Aurender N30SA or Jay's Audio CDT3-MK3


I have the Jay's Audio CDT3-MK3.  I have a lot of CDs but I also have made a lot of recordings from FLAC files bought on Presto and burned to CD-R.

I recently replaced the Philips CD Pro2 with a new one.  Now I notice that my Maxell CD-Rs are noisy in comparison to commercial CDs which are very quiet.

I bought a different brand of CD-R Verbatim and they are quiet like the commercial CDs.  Now I want to replace all the Maxell with the Verbatim and that is a lot of CD-Rs which I burn at 4X so it will take a long time.

So I considered getting an Aurender N30SA to play the FLAC files from the server.  I was hoping the sound quality would equal or be better than what I was getting from my burned CD-Rs played on the Jay's.

I asked AI which would sound better and got the following response (see below for a summary).  I know to be careful accepting what AI has to say and try to do more research to confirm.  What are your thoughts on what AI had to say?

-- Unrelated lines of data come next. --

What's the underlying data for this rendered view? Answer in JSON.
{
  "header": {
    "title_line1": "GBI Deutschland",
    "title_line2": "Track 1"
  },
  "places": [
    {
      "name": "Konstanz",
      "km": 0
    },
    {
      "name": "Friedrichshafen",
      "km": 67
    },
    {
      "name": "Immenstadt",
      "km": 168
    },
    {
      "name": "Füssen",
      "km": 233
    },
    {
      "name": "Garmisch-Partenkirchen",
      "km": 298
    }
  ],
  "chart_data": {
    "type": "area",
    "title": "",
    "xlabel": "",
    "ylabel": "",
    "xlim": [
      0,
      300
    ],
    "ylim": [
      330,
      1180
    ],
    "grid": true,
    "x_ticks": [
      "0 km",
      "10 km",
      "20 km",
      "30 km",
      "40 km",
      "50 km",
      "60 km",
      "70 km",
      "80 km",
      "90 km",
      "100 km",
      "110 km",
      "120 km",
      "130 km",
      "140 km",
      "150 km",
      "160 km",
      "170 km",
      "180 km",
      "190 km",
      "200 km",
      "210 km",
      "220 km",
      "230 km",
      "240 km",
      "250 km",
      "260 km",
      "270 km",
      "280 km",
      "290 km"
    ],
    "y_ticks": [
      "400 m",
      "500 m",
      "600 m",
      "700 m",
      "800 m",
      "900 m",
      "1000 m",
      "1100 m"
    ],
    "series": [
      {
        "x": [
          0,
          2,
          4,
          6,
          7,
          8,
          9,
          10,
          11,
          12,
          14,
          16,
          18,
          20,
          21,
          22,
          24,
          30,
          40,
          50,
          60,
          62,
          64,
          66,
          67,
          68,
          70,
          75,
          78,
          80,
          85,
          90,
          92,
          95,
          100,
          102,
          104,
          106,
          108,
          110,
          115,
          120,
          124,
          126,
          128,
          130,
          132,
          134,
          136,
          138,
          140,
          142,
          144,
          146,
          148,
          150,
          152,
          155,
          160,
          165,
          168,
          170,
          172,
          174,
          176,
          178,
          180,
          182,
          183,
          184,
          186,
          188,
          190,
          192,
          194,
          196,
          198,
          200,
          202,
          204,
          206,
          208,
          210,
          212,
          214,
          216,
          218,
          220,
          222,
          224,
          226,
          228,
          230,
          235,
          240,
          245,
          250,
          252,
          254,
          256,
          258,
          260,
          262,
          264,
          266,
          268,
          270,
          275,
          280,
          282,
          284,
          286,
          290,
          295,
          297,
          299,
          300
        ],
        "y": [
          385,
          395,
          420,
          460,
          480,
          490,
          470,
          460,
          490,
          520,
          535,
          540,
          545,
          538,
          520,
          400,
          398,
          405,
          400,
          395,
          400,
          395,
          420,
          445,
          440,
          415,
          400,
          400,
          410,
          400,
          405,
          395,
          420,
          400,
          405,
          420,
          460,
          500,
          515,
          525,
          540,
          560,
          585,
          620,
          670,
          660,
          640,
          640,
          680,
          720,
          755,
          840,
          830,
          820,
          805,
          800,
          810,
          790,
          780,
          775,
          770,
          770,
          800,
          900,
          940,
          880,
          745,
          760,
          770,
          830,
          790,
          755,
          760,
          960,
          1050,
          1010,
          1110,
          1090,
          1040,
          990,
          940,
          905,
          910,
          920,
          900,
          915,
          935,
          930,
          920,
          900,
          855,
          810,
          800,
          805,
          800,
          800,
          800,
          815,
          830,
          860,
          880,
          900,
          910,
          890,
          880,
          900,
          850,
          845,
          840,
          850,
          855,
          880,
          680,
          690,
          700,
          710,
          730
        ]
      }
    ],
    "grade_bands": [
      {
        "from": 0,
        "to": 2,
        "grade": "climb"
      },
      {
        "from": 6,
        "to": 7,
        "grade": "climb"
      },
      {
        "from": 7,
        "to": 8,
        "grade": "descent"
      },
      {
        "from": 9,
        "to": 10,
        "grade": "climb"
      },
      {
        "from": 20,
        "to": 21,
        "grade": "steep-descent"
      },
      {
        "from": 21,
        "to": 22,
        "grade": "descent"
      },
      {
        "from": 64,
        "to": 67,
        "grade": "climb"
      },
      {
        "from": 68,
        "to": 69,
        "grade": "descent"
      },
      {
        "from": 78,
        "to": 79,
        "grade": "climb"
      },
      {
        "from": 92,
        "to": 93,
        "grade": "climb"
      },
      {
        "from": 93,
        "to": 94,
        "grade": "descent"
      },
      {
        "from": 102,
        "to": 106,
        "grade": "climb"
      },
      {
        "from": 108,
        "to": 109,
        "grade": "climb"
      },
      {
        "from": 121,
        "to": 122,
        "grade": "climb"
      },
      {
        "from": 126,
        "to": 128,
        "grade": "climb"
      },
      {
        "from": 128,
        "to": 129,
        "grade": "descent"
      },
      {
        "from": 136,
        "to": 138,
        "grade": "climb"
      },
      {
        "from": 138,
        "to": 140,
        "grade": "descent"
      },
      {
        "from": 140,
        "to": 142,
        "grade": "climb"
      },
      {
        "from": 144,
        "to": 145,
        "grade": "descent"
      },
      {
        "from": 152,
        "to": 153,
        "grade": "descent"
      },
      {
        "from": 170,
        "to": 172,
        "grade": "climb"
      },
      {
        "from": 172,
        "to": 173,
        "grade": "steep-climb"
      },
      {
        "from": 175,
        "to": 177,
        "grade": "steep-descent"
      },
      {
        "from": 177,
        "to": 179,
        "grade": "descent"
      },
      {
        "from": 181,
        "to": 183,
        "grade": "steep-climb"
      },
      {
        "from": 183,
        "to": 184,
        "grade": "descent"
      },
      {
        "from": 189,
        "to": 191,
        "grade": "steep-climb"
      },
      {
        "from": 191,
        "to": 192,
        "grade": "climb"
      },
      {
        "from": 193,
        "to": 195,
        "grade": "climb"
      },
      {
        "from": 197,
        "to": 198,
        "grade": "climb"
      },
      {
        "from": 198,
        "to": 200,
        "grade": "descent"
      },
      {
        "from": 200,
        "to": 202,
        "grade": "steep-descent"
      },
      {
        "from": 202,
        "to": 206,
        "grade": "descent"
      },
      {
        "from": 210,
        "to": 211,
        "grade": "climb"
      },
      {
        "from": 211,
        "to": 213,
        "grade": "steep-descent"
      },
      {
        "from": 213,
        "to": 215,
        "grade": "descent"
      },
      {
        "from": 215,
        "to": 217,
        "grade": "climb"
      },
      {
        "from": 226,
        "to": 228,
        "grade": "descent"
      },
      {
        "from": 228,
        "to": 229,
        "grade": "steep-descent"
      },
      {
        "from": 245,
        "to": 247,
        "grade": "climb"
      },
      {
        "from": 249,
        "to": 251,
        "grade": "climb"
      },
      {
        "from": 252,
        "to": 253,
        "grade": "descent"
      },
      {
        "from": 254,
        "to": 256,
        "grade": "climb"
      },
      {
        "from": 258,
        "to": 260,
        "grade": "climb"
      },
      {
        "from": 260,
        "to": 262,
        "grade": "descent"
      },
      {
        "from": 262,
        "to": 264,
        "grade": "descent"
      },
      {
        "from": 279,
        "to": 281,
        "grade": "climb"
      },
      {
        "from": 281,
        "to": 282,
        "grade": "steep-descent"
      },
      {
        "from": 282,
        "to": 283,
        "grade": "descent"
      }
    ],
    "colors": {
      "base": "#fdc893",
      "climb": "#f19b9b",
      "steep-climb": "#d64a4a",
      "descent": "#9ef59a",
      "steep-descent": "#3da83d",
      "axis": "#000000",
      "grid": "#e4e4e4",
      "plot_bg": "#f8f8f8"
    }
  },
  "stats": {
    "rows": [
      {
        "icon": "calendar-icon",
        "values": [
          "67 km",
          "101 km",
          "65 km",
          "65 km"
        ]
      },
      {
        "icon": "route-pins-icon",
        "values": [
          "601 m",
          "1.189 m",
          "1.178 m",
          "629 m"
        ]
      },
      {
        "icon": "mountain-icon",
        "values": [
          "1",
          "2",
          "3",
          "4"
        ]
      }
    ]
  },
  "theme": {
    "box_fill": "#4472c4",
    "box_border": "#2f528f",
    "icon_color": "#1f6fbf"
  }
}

I also found this thread where Brandonhifi likes his Jay's over his Aurender W20SE but he was streaming rather than playing the files from the server  https://forum.audiogon.com/discussions/jay-s-audio-cdt3-mk3-wins-over-aurender-w20se/by_member?username=lordmelton  

AI 

So which one “sounds better”?

If the disc is perfect (AZO, Taiyo Yuden, MAM‑A Gold, or a flawless pressed CD):

➡️ Jay’s CDT3‑MK3 will sound more natural, more dimensional, more “live.” It has a drive and immediacy that even the N30SA can’t quite duplicate.

If the disc is average or flawed:

➡️ Aurender N30SA will sound cleaner, quieter, and more stable. It removes all mechanical variables and gives you a blacker background.

If the rip is bit‑perfect and the DAC is excellent:

➡️ N30SA will be more consistent and more neutral.

If you value “musicality,” “drive,” and “presence”:

➡️ CDT3‑MK3 wins with a great disc.

If you value “silence,” “precision,” and “effortlessness”:

➡️ N30SA wins every time.

 

Thanks, Kent

kent10

@kent10 

Please forgive my bluntness but connecting a $32,000 Aurender N30SA streamer to the $3,300 Gustard R30 makes absolutely no sense.
Even if you can buy the N30 at half price, before you splurge on that kind of streamer, I would suggest looking at a high end DAC first, perhaps a one piece solution with streaming card, like MSB, EMM Labs, Meitner, Mola Mola. You can get a Roon nucleus one or use jplay with minim server for your music library. The high quality DAC with streaming card will outperform N30 / Gustard combo. Not even a slight doubt about that. 

I appreciate your candor and agree with you.  I know the R30 is well respected for its price range but it won't take advantage of the highly resolving N30SA.  I had hoped there wouldn't be such a disparity but I see from a quick search that you are correct.  Kind of depressing but I need to know.  Thanks for your advice.

You will get much more out of a DAC with a built in streamer in a $10,000 + category, and run it with jplay for under $50 per year. I am running a Meitner MA3i as roon endpoint as well as jplay. Separate streamer in this case is simply not justified. 

Maybe a SD Card Transport might be the solution to enable the FLAC Files to be used as a very good Source material. 

The differences in user interfaces may be another consideration when deciding on options. 

@kent10 Oh, forgot to mention that you can also store DVD-A, BLU-RAY Audio and SACD in native .DSF on the Aurender.

If you are getting a new DAC get one with an I2s input.